Another important observation in the current study was that the presence of HPSCs increased the incidence of tumor formation when limiting numbers of cancer cells were injected. Inclusion of stellate cells allowed the injection of low numbers of cancer cells that otherwise were unable to form tumors. This supports the hypothesis that stellate cells provide a microenvironment that is particularly advantageous to pancreatic cancer cells. It is possible that stromal fibroblasts may interact with pancreatic cancer stem cells, which have recently been described by Li et al. (38
). The tumor vasculature, another important component of the tumor microenvironment, was recently shown to influence the number of brain cancer stem cells (nestin+
; ref. 39
). Thus, targeting the “niche” or unique microenvironment of the cancer stem cells may be an effective therapeutic strategy.

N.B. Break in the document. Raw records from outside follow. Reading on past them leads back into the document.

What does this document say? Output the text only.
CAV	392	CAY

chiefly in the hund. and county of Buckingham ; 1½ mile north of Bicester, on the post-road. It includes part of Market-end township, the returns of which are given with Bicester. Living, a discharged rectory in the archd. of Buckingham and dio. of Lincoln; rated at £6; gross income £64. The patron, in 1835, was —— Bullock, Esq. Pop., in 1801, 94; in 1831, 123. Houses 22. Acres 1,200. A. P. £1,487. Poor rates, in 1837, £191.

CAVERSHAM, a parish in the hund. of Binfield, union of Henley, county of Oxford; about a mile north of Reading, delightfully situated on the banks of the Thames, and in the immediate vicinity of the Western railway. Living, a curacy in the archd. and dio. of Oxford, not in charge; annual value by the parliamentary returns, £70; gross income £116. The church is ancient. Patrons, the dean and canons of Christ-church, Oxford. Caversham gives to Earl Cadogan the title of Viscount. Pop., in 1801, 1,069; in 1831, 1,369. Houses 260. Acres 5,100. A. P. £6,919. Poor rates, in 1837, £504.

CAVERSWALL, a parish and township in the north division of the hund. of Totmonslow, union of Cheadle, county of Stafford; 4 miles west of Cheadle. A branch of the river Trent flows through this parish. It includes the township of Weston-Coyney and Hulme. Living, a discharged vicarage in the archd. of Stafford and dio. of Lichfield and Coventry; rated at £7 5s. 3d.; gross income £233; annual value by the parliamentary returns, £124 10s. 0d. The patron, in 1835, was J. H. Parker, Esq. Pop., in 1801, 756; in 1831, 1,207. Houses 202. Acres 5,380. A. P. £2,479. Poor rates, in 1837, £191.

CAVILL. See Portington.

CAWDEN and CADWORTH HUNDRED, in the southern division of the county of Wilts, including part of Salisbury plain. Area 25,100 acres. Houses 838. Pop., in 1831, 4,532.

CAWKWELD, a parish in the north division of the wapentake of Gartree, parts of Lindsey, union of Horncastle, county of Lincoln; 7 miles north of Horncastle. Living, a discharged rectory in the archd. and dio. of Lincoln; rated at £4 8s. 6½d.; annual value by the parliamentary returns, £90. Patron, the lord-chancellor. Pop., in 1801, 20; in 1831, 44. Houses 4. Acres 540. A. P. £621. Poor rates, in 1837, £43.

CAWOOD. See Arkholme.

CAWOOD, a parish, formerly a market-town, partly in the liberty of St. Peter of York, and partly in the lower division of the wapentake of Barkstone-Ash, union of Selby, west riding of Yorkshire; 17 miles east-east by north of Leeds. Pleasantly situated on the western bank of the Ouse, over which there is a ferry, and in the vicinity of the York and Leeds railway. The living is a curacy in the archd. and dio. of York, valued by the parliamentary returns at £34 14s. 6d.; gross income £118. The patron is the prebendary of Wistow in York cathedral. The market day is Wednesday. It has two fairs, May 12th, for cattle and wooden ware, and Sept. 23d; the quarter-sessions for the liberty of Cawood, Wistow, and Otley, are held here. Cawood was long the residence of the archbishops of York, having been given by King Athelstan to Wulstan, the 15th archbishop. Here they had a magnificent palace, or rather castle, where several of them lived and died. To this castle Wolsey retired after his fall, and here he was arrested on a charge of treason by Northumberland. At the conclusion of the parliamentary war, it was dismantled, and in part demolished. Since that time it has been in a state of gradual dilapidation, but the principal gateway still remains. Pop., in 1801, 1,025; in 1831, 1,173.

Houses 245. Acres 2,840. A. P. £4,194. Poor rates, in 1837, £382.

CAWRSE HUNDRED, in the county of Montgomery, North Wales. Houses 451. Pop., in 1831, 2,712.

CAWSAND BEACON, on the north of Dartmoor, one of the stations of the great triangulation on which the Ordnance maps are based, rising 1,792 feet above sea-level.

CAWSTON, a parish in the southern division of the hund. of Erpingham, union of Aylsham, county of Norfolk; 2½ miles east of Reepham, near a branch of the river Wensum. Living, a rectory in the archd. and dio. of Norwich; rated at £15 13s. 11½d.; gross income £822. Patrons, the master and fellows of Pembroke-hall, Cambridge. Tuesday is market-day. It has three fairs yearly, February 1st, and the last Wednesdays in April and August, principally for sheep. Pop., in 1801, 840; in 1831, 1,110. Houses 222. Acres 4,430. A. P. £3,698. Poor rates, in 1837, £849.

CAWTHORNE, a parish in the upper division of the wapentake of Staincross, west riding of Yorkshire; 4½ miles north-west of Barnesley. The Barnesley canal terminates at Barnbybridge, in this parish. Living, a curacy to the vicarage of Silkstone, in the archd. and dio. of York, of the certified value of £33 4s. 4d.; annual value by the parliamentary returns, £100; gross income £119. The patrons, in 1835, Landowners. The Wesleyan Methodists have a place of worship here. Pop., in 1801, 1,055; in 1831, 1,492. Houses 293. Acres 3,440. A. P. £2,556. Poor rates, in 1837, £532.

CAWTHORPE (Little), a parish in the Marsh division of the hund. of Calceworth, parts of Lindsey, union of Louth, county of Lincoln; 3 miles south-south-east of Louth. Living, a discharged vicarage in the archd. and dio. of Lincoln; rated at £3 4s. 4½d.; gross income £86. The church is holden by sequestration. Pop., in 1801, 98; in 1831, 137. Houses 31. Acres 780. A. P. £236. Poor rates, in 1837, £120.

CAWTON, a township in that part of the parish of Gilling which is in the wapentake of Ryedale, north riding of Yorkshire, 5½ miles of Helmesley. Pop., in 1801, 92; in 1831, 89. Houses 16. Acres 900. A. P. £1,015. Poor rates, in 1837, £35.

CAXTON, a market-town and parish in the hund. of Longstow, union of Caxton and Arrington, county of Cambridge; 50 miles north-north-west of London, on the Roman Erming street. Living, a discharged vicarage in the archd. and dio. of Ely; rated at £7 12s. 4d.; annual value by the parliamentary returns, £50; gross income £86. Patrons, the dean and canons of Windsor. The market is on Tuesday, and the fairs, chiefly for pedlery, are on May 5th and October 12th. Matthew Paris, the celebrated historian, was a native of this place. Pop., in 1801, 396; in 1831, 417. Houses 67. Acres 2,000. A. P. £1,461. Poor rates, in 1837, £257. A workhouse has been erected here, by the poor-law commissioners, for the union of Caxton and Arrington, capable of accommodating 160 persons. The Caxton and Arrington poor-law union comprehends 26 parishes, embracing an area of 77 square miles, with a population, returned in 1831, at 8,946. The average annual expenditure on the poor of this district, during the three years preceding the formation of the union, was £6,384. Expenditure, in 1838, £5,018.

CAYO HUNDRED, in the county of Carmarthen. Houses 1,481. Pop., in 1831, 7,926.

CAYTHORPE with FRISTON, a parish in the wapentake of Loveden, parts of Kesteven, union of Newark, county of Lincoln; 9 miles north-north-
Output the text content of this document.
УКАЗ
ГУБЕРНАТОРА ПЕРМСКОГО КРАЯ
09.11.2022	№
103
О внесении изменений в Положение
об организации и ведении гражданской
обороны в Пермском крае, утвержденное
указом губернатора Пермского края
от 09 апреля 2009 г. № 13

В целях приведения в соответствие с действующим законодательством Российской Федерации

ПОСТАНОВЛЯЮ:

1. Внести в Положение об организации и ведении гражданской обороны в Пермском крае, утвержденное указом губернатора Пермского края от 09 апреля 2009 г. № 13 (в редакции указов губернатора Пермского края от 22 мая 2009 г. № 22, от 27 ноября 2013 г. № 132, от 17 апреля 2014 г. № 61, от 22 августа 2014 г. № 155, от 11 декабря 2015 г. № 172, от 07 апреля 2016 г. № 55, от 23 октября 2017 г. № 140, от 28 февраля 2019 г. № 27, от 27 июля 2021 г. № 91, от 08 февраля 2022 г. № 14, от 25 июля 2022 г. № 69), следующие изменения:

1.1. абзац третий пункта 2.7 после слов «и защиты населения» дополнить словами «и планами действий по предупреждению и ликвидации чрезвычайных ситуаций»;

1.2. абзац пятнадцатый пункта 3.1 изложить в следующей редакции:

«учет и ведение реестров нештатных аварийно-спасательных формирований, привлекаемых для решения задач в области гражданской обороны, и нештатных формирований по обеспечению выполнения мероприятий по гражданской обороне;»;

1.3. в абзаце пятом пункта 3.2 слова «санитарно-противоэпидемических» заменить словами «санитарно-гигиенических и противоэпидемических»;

The mechanisms responsible for this effect are not completely understood, but the observation suggests an important role for stellate cells in tumor initiation.
The current study is limited to a single HPSC line isolated from a single patient with pancreatic adenocarcinoma. The effects of stromal fibroblasts from different individuals may vary, as has been shown in prostate cancer (40
). Our lab has isolated HPSCs from several other patients with pancreatic adenocarcinoma but these have not yet been immortalized. Another potential limitation of this study is the two-dimensional nature of the in vitro
experiments. It is increasingly recognized that two-dimensional models of cancer can differ significantly from three-dimensional models in cell morphology and behavior of tumor and stromal cells (20
). It is likely that in three-dimensional cultures, HPSCs may express genes that were not identified in our study, either alone or in coculture with tumor cells. Finally, our study focuses on cancer-associated fibroblasts as the sole stromal element interacting with tumor cells. However, many other cell types in the stroma are known to influence tumor cells, of which the best studied are the endothelial cells and pericytes that compose the vascular compartment. Other cell types in the stroma, such as immune cells (44
) and adipocytes (45
), also interact with tumor cells to mediate malignant behavior. Thus, a more physiologically relevant model for human pancreatic adenocarcinoma would be one that includes all stromal cell types along with tumor cells in a three-dimensional environment, a model which is the subject of active investigation in our laboratory.
In conclusion, our data provide evidence that stromal fibroblasts and tumor cells interact to promote tumor progression in pancreatic cancer. The stroma also impairs tumor cell response to chemotherapy and radiation. Moreover, in an orthotopic model of pancreatic cancer, stromal fibroblasts enhanced tumor growth, metastasis, and initiation. Our lab is currently investigating several stroma-specific factors associated with pancreatic cancer and we hope to elucidate the specific mechanisms of action of these molecules. With this information, targeting the stroma in pancreatic cancer may not only be effective in treating the primary tumor and metastases but may also play a role in prevention of tumor development as well. The identity of these stellate cell derived factors and their mechanisms of action are the subject of ongoing investigations and may lead to novel therapies directed toward the microenvironment of pancreatic cancer.